Apyx's apxUSD stablecoin briefly fell to 93 cents on Wednesday as bitcoin dropped below $63,000, putting the protocol's preferred equity-backed peg model under its first public stress test. The stablecoin is primarily collateralized by Strategy's STRC preferred shares, which carry a $100 par value — when STRC trades below par, the market value of apxUSD's reserves declines, creating secondary-market volatility.
Why it matters
Apyx pushed back against the panic, calling the depeg "expected behavior" rather than a failure. The protocol argues its peg stability model has multiple layers: STRC issuers can raise dividend rates to draw demand back toward par, Apyx maintains overcollateralization in excess of circulating apxUSD supply, and its primary Morpho lending market uses a dividend-accrual oracle rather than STRC's spot price — meaning the depeg episode did not trigger cascading liquidations.
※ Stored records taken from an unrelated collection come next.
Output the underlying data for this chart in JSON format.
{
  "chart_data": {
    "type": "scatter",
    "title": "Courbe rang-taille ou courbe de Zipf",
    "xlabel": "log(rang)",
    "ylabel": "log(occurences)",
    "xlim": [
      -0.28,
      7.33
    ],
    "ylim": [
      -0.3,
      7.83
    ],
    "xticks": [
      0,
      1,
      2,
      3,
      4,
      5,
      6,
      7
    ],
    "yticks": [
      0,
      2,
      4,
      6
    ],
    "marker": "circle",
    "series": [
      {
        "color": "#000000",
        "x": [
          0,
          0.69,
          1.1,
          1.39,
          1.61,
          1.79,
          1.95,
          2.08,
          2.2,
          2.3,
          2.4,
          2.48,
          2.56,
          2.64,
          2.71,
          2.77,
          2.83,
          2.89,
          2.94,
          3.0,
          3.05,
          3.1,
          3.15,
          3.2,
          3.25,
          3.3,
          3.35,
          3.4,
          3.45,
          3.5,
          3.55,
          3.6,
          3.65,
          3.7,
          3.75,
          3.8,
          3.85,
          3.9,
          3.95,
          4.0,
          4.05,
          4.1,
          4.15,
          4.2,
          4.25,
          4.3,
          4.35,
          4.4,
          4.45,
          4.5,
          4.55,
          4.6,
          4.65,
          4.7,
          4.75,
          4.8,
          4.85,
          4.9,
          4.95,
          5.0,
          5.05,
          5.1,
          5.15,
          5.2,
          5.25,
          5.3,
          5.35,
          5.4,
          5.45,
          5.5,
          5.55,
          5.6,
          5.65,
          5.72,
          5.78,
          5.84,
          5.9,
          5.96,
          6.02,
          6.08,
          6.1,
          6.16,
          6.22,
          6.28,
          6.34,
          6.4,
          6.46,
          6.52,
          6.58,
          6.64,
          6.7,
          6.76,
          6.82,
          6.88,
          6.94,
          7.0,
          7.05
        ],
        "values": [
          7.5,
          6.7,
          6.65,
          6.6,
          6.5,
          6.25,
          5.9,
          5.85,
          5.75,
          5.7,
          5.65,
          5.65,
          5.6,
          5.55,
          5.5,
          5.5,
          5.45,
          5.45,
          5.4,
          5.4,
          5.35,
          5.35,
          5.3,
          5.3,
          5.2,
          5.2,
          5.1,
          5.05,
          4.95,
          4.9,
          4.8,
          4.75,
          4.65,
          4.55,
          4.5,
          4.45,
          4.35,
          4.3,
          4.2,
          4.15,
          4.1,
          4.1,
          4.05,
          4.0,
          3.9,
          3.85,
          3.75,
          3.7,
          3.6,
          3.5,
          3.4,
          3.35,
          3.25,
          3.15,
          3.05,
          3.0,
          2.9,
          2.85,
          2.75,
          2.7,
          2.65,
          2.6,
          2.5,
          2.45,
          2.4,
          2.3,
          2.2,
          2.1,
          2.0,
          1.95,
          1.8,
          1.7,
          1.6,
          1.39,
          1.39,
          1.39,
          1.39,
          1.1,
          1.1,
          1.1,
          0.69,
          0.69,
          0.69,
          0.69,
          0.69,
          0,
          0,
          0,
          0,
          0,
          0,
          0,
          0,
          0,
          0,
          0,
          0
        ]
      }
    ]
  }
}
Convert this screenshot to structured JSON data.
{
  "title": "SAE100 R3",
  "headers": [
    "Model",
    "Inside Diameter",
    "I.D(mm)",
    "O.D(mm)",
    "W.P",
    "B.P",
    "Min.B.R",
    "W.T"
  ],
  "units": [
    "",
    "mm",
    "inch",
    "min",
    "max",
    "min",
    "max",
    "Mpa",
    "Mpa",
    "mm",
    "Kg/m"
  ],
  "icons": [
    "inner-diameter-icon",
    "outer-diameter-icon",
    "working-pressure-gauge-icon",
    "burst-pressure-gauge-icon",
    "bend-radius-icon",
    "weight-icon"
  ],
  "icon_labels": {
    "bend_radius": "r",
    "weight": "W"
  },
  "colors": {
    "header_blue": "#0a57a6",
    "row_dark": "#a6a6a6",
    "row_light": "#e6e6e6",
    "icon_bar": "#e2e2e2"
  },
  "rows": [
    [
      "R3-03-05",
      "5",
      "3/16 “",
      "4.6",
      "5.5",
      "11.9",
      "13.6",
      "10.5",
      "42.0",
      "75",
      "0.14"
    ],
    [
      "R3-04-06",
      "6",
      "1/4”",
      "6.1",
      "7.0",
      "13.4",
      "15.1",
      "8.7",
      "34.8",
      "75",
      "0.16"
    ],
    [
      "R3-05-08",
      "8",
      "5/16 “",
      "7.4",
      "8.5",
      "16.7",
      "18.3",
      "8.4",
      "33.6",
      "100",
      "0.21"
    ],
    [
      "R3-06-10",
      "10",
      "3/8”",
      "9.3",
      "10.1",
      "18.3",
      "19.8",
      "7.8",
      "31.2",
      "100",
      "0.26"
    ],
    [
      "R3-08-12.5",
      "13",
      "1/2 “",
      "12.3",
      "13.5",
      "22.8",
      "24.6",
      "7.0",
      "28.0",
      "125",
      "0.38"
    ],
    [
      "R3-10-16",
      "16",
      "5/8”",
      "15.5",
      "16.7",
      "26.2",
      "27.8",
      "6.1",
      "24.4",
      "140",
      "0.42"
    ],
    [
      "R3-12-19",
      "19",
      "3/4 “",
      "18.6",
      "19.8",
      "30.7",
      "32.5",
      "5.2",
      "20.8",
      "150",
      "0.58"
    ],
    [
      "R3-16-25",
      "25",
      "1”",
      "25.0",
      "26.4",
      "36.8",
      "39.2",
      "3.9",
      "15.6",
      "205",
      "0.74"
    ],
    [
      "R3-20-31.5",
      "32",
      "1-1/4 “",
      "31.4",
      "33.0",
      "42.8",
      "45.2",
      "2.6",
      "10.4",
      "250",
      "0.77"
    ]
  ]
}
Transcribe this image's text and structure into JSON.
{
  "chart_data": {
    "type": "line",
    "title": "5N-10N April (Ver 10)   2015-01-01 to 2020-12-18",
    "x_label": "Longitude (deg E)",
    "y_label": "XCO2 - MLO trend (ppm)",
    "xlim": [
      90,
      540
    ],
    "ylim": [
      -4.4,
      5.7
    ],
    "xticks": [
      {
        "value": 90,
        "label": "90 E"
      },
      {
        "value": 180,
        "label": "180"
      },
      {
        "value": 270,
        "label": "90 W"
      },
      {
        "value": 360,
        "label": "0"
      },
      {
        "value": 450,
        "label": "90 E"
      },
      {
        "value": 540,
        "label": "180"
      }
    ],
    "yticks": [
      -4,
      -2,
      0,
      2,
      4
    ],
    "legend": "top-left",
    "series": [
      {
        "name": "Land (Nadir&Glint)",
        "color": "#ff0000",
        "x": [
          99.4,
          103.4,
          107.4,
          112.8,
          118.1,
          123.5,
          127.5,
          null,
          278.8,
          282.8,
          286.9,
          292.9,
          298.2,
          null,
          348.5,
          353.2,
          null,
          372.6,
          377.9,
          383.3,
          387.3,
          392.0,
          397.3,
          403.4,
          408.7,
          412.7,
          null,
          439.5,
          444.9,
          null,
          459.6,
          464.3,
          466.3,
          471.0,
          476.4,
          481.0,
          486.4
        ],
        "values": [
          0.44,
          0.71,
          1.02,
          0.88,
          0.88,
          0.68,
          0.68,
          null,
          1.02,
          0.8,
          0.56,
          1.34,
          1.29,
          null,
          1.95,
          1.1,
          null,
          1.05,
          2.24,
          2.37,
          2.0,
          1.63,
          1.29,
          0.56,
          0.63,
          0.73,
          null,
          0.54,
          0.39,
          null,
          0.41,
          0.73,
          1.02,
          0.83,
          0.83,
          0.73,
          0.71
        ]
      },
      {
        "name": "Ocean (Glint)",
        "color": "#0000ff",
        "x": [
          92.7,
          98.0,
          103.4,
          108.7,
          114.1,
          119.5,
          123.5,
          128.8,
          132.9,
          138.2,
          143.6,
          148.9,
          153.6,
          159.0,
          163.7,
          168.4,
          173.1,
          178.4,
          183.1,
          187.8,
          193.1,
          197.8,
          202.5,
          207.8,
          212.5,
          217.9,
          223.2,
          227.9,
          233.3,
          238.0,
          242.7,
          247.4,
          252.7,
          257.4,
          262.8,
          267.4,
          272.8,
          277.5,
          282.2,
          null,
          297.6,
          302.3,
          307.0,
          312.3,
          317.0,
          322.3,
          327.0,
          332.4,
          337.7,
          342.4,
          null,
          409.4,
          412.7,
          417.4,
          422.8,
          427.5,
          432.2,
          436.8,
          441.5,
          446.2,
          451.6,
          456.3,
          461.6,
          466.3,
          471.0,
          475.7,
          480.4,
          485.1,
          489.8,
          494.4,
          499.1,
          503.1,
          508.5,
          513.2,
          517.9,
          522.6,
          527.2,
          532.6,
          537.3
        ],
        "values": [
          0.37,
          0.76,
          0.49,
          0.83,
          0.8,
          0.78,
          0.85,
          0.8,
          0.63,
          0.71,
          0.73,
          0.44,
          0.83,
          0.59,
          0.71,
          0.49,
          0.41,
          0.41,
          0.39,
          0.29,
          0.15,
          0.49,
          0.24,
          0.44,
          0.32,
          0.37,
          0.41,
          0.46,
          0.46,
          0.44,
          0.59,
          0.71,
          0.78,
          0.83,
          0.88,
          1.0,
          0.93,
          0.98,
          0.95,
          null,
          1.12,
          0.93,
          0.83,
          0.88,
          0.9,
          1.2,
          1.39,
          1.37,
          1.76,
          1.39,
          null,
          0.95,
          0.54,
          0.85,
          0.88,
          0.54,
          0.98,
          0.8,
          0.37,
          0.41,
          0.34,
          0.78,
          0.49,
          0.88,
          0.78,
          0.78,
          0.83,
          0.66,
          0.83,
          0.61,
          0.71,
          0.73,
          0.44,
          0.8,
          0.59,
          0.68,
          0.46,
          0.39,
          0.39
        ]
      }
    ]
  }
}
Strategy has historically used the dividend-rate lever to pull STRC back to $100, and the shares have recovered from four sub-par episodes since August last year.
Market impact
The episode nonetheless rattled market participants and raised a structural question that will follow any preferred-equity-backed stablecoin: when the underlying asset is illiquid or sentiment-driven, the "overcollateralization" buffer can compress faster than redemption demand. Investors holding apxUSD or its yield-bearing sibling apyUSD should monitor the real-time collateral dashboard Apyx provides and watch whether STRC's mean-reversion pattern holds as broader crypto prices remain under pressure.